PRIESTS GIVEN 40-YEAR SENTENCES
A Mendoza court on Monday sentenced two priests to sentences of 42 and 45 years and a former gardener to 18 years on 25 counts of sexually abusing deaf-mute minors at the Instituto Antonio Próvolo school (see Page 8 for a full report from Mendoza). In related news, Monsignor Gustavo Zanchetta, the former bishop of Orán, presented himself on Wednesday to the court of that Salta city to respond to sexual abuse charges after an Interpol warrant was issued. Zanchetta had been a Vatican financial advisor since resigning from the diocese on “health grounds” in 2016.
Two girls aged 12 were killed and scores more were injured on a school trip to Mundo Marino in San Clemente when their bus crashed near Lezama on the main highway to Mar del Plata in circumstances which have yet to be clarified.
EVO’S KIDS HIT THE CITY
The children of ousted Bolivian president Evo Morales arrived in Argentina last weekend after being granted a safe conduct by the caretaker government in La Paz.
ALPEROVICH REQUESTS LEAVE
Tucumán Peronist Senator and ex-governor José Alperovich on Wednesday requested leave without pay to respond to charges of sexual abuse lodged against him by a relative and former aide. The Senate unhesitatingly assented to his request.
Former Army Chief-of-Staff César Milani was acquitted yesterday by a Tucumán court on charges concerning the disappearance of conscript Alberto Ledo in the first year of the 1976- 1983 military dictatorship. “This is not justice, this is impunity, a mockery,” commented Graciela Ledo, mother of the missing soldier. However the court sentenced Milani’s commanding officer at the time, then Army Captain Esteban Sanguinetti, to 14 years although they will be served in house arrest due to his age.
55% MORE BEHIND BARS
The Argentina’s prison population has risen 55 percent in the last years to reach 63,094 persons detained in federal penitentiaries and Buenos Aires Province jails (around 69 percent of the total), a report by the University of Tres de Febrero has revealed.
PROTESTING IN THE STREET
Various marches and protests last week, starting with a rally against gender violence on Monday. On Thursday Kirchnerite supporters demonstrated outside Comodoro Py courthouses in favour of a “Christmas without political prisoners” in reference to ex-officials of the three Kirchner presidencies detained on graft charges. There were also the usual picket marches, especially during the latter half of the week, with the rapid implementation of food emergency measures against hunger the most insistent demand by the Barrios de Pie social organisation.

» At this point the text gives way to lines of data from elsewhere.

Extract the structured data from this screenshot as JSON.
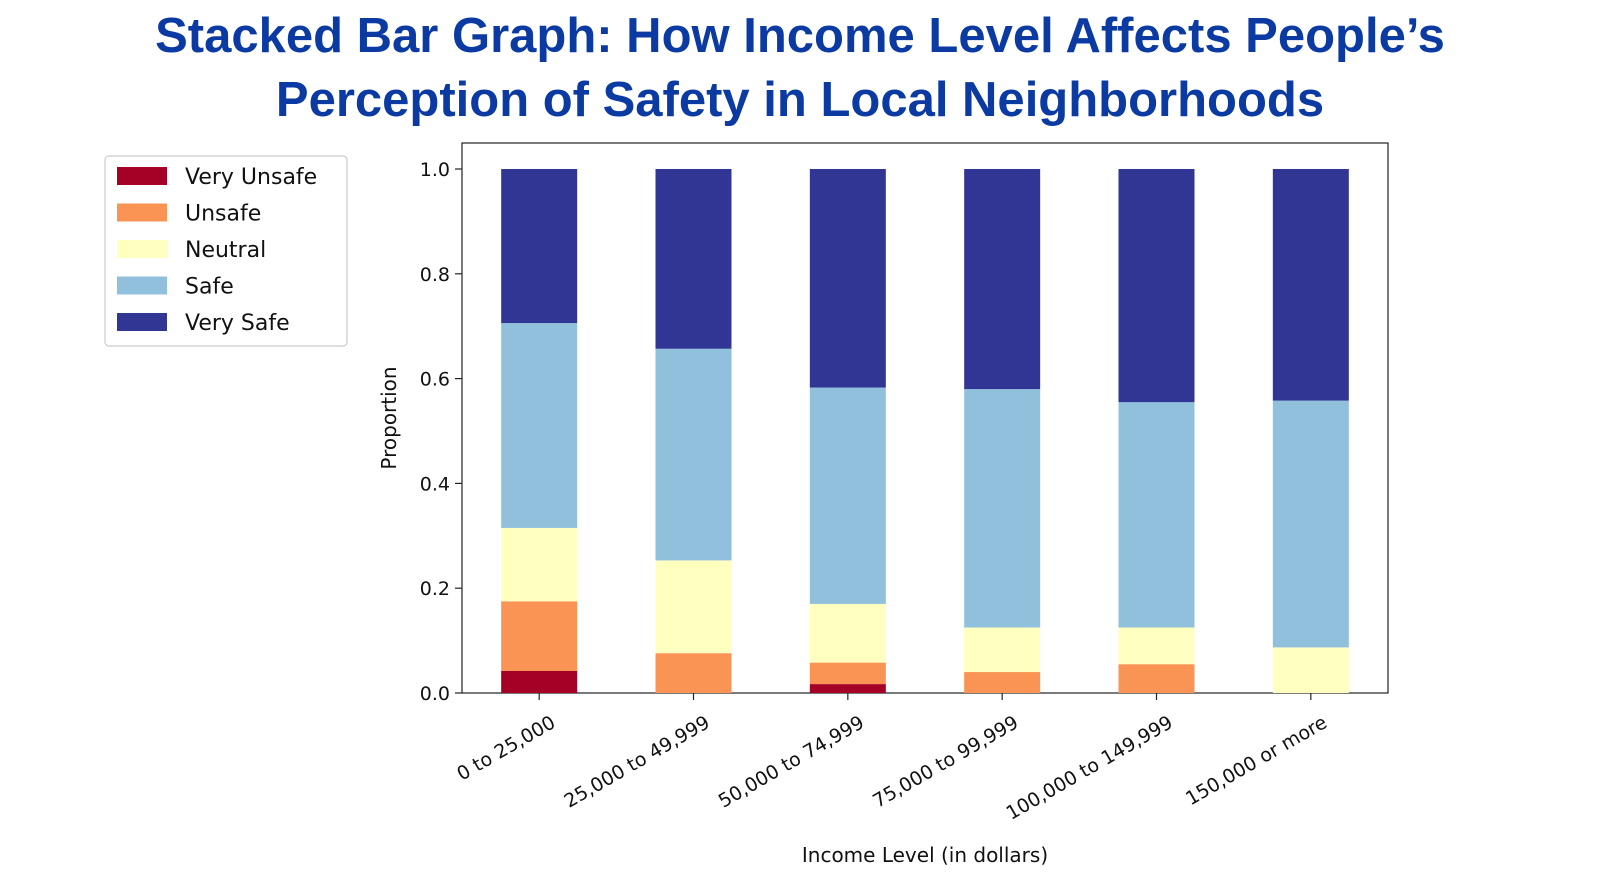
{
  "header": {
    "title_line1": "Stacked Bar Graph: How Income Level Affects People’s",
    "title_line2": "Perception of Safety in Local Neighborhoods"
  },
  "chart_data": {
    "type": "bar",
    "stacked": true,
    "title": "",
    "xlabel": "Income Level (in dollars)",
    "ylabel": "Proportion",
    "ylim": [
      0,
      1.05
    ],
    "yticks": [
      "0.0",
      "0.2",
      "0.4",
      "0.6",
      "0.8",
      "1.0"
    ],
    "categories": [
      "0 to 25,000",
      "25,000 to 49,999",
      "50,000 to 74,999",
      "75,000 to 99,999",
      "100,000 to 149,999",
      "150,000 or more"
    ],
    "series": [
      {
        "name": "Very Unsafe",
        "color": "#a50026",
        "values": [
          0.042,
          0.0,
          0.017,
          0.0,
          0.0,
          0.0
        ]
      },
      {
        "name": "Unsafe",
        "color": "#f99455",
        "values": [
          0.133,
          0.076,
          0.041,
          0.04,
          0.055,
          0.0
        ]
      },
      {
        "name": "Neutral",
        "color": "#ffffbf",
        "values": [
          0.14,
          0.177,
          0.112,
          0.085,
          0.07,
          0.087
        ]
      },
      {
        "name": "Safe",
        "color": "#91c0dd",
        "values": [
          0.391,
          0.404,
          0.413,
          0.455,
          0.43,
          0.471
        ]
      },
      {
        "name": "Very Safe",
        "color": "#313695",
        "values": [
          0.294,
          0.343,
          0.417,
          0.42,
          0.445,
          0.442
        ]
      }
    ],
    "legend": {
      "placement": "upper-left outside"
    },
    "grid": false
  }
}
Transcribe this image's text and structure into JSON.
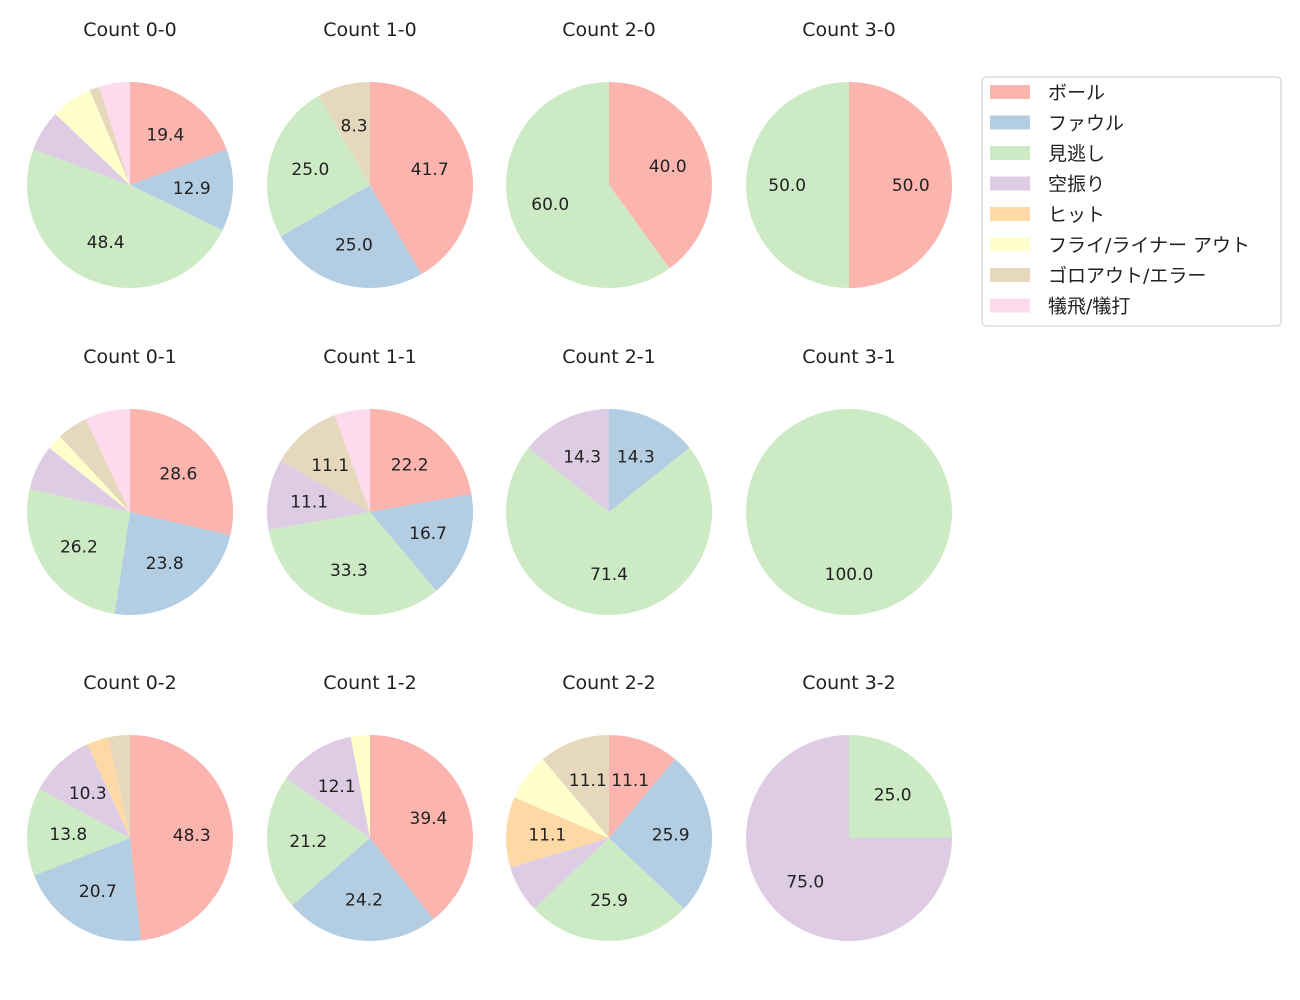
{
  "chart_data": {
    "type": "pie",
    "categories": [
      "ボール",
      "ファウル",
      "見逃し",
      "空振り",
      "ヒット",
      "フライ/ライナー アウト",
      "ゴロアウト/エラー",
      "犠飛/犠打"
    ],
    "colors": [
      "#fbb4ae",
      "#b3cde3",
      "#ccebc5",
      "#decbe4",
      "#fed9a6",
      "#ffffcc",
      "#e5d8bd",
      "#fddaec"
    ],
    "legend_position": "right",
    "start_angle_deg": 90,
    "direction": "clockwise",
    "pies": [
      {
        "title": "Count 0-0",
        "values": [
          19.4,
          12.9,
          48.4,
          6.5,
          0,
          6.5,
          1.6,
          4.8
        ]
      },
      {
        "title": "Count 1-0",
        "values": [
          41.7,
          25.0,
          25.0,
          0,
          0,
          0,
          8.3,
          0
        ]
      },
      {
        "title": "Count 2-0",
        "values": [
          40.0,
          0,
          60.0,
          0,
          0,
          0,
          0,
          0
        ]
      },
      {
        "title": "Count 3-0",
        "values": [
          50.0,
          0,
          50.0,
          0,
          0,
          0,
          0,
          0
        ]
      },
      {
        "title": "Count 0-1",
        "values": [
          28.6,
          23.8,
          26.2,
          7.1,
          0,
          2.4,
          4.8,
          7.1
        ]
      },
      {
        "title": "Count 1-1",
        "values": [
          22.2,
          16.7,
          33.3,
          11.1,
          0,
          0,
          11.1,
          5.6
        ]
      },
      {
        "title": "Count 2-1",
        "values": [
          0,
          14.3,
          71.4,
          14.3,
          0,
          0,
          0,
          0
        ]
      },
      {
        "title": "Count 3-1",
        "values": [
          0,
          0,
          100.0,
          0,
          0,
          0,
          0,
          0
        ]
      },
      {
        "title": "Count 0-2",
        "values": [
          48.3,
          20.7,
          13.8,
          10.3,
          3.4,
          0,
          3.4,
          0
        ]
      },
      {
        "title": "Count 1-2",
        "values": [
          39.4,
          24.2,
          21.2,
          12.1,
          0,
          3.0,
          0,
          0
        ]
      },
      {
        "title": "Count 2-2",
        "values": [
          11.1,
          25.9,
          25.9,
          7.4,
          11.1,
          7.4,
          11.1,
          0
        ]
      },
      {
        "title": "Count 3-2",
        "values": [
          0,
          0,
          25.0,
          75.0,
          0,
          0,
          0,
          0
        ]
      }
    ]
  }
}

The official exchange rate closed the week at 62.90 pesos per greenback (identical to the previous Friday) but the “blue” dollar moved up to 69.25 pesos from 67.50 the week before. The US$200 cap on monthly dollar purchases continues to crimp the market. Country risk was fractionally up at 2,266 from 2,250 the previous Friday.
ALBERTO SAYS NO TO 11 BILL
President-elect Alberto Fernández said on Tuesday that he would not request from the International Monetary Fund the last US$11 billion of the US$57-billion package negotiated by outgoing President Mauricio Macri in mid-2018, also reiterating that he had every intention of repaying Argentina’s foreign debt without a haircut but not until a return to growth provided the means to pay it. Meanwhile the Macri administration released a report to show that 83 percent of the money already disbursed by the IMF had gone on debt service, not on capital flight as claimed by Fernández.
BRAZIL GETS A LITTLE WARMER
Despite previous brinkmanship by Brazil’s Jair Bolsonaro administration over leaving Mercosur in the wake of Argentina’s change of government, Brazilian Economy Minister Paulo Guedes said on Tuesday that he had “no problem” with president-elect Alberto Fernández. The Frente de Todos leader later responded in kind, hailing a “pragmatic” approach.
CABINET NAMED ON DECEMBER 6 Lively speculation as to the future Cabinet of presidentelect Alberto Fernández (supposedly to be formalised next Friday) continued throughout the week with various twists and turns as to the future ministers and the powers behind the throne but there were at least two confirmations. Firstly, 2015 presidential runner-up Daniel Scioli was named future ambassador to Brazil. Secondly, Marco Lavagna (who failed to keep his lower house seat last month) will head INDEC statistics bureau while Fernández continues to press Lavagna’s father Roberto (a distant third in last month’s presidential voting) to head his future socio-economic council.
TELEFÓNICA SALE? Telefónica intends to sell its Argentine assets among other subsidiaries, its president José María Alvarez Pallete announced in Madrid on Wednesday, but the move also has a broader regional and global context. All companies throughout Latin America are to be sold off in order to concentrate on Brazil.